The kitchen, with its rust colored tile floor, nutmeg colored cabinetry, combination of butcher block and russet colored tile counter tops, butter yellow porcelain sink, and mixy-matchy melange of middle-brow appliances looks to Your Mama like someone dipped the damn room in formaldehyde back in 1984. It's not a bad kitchen in that it's decently sized, has large windows above the sink and counter top and opens to the small breakfast area and family room, but it's certainly a room that needs to be gutted, updated, upgraded and hauled into the 21st century. It also needs to have that dangerous pot rack removed before someone gets brained by a rogue copper frying pan that could come loose with even the most gentle earthquake.

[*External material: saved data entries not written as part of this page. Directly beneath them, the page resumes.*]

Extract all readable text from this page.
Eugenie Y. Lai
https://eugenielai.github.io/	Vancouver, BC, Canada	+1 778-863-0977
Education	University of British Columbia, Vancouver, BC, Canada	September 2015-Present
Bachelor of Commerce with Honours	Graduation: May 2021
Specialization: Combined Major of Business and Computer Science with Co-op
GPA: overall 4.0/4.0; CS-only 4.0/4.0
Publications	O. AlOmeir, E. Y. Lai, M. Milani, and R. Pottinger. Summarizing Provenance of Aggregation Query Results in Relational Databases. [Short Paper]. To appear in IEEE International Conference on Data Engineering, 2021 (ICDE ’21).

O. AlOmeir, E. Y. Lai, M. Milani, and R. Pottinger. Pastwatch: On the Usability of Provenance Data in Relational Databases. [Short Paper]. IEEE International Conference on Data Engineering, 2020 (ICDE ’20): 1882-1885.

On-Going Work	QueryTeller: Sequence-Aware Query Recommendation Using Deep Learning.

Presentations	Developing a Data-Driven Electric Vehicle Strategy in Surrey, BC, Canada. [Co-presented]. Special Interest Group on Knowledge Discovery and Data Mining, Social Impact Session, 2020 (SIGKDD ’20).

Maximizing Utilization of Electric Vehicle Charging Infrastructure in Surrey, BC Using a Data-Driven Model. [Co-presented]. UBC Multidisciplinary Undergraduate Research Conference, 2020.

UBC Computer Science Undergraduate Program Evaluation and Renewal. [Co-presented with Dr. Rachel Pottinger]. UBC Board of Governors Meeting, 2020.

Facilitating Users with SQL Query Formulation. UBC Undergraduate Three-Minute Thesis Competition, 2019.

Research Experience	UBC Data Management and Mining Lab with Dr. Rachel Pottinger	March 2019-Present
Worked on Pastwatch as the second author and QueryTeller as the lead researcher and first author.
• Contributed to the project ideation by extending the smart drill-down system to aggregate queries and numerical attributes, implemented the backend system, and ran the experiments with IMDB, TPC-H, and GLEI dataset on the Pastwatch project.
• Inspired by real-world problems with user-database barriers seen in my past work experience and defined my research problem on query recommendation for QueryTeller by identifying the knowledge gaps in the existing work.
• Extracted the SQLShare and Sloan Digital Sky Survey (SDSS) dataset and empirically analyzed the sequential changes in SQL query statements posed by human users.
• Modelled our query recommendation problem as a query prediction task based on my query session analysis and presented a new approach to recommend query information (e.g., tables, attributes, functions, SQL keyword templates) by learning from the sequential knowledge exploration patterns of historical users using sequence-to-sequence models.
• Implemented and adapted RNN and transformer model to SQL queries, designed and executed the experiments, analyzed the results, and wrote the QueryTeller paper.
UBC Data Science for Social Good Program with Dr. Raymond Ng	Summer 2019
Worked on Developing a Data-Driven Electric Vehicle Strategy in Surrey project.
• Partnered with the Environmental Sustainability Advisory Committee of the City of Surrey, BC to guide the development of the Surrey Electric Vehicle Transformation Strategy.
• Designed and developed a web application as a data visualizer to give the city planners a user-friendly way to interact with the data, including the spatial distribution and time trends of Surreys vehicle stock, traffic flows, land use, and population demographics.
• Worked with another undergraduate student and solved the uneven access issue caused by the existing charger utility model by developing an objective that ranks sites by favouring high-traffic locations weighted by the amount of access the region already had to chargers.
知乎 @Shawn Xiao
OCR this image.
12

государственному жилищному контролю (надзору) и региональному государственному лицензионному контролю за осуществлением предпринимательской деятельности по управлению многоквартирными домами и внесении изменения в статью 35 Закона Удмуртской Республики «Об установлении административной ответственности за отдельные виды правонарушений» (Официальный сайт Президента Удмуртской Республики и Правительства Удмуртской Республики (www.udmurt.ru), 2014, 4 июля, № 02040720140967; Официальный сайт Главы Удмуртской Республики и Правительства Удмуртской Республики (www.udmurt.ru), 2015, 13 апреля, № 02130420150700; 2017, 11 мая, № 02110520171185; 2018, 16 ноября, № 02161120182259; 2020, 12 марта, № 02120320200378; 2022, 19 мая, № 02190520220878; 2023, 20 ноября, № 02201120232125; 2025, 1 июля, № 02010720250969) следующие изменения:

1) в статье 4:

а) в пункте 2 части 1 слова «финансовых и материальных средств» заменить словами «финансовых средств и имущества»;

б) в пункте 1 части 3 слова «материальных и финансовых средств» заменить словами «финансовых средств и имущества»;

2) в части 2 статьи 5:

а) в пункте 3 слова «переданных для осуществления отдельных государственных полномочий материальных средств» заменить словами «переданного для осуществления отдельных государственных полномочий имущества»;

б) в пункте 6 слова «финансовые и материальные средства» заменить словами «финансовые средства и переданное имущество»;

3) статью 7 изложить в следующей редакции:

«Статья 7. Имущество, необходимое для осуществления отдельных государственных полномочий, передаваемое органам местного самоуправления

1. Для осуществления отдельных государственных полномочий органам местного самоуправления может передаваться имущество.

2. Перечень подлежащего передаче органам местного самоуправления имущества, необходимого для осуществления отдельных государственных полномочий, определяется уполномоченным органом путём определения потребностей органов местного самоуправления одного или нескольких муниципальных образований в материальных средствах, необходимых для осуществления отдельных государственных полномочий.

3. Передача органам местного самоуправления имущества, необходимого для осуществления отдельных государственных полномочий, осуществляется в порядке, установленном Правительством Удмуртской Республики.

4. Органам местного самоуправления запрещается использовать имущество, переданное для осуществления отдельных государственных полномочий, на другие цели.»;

A bridge over the main living spaces on the ground floor connects the upstairs bedroom wings that include a master suite with vaulted ceilings, tree top and city views through a wall of windows, a fireplace, sitting area, dressing room and dual poopers, one for Miz Leigh and the other for Mister Brandt. While Your Mama sees dual poopers as just another brawl with our imperious house gurl Svetlana who comes unglued at the mere mention of dual master poopers–it's a selfish conceit in her mind and just another unnecessary terlit to clean–many claim separate terliting and primping facilities are the very key to a happy relationship. Could be. After all Miz Leigh and Mister Brandt were married for an ice age.

Although the lot is well under an acre, Miz Leigh and Mister Brandt managed to squeeze in the aforementioned mini-motor court at the front, multi-level terracing at the back of the house, a large swimming pool surrounding by brick terracing, and an almost north/south aligned lighted tennis court that, according to listing photographs, has been immaculately maintained.

It's really not necessary for Your Mama to dig into the day-core because Miz Leigh and Mister Brandt's personal belongings have obviously been removed and replaced by Staging Lady in a Pink Toyota with a incongruous collection of white sofas, glammy mirrored tables and dressers, a truckload of bulbous pottery, and more fake orchid plants that Your Mama can be bothered to count.

We have a sneaking suspicion Miz Leigh and Mister Brandt's long time residence will be purchased and razed to make way for some sort of over-sized mock Mediterranean affair filled with elaborately carved corbels, fussy fireplace surrounds and acres of beige travertine and marble flooring. Perhaps we're having a weak architectural moment or an aneurysm but iffin we're being honest, and we always are, Your Mama would much rather have someone cotton to the particular beauties and wonders of this house–such as those soaring, wood lined ceilings–and figure out a way to transform this 1970s time capsule into something more current while retaining the spirit of the original house even if it isn't architecturally significant, you know? They can't all be Neutras, Woolfs, Robertsons or Boons, right? We reserve the right to change our mind on this depending on who buys the house and what architect they choose to build their own version of Barbie's Dream House.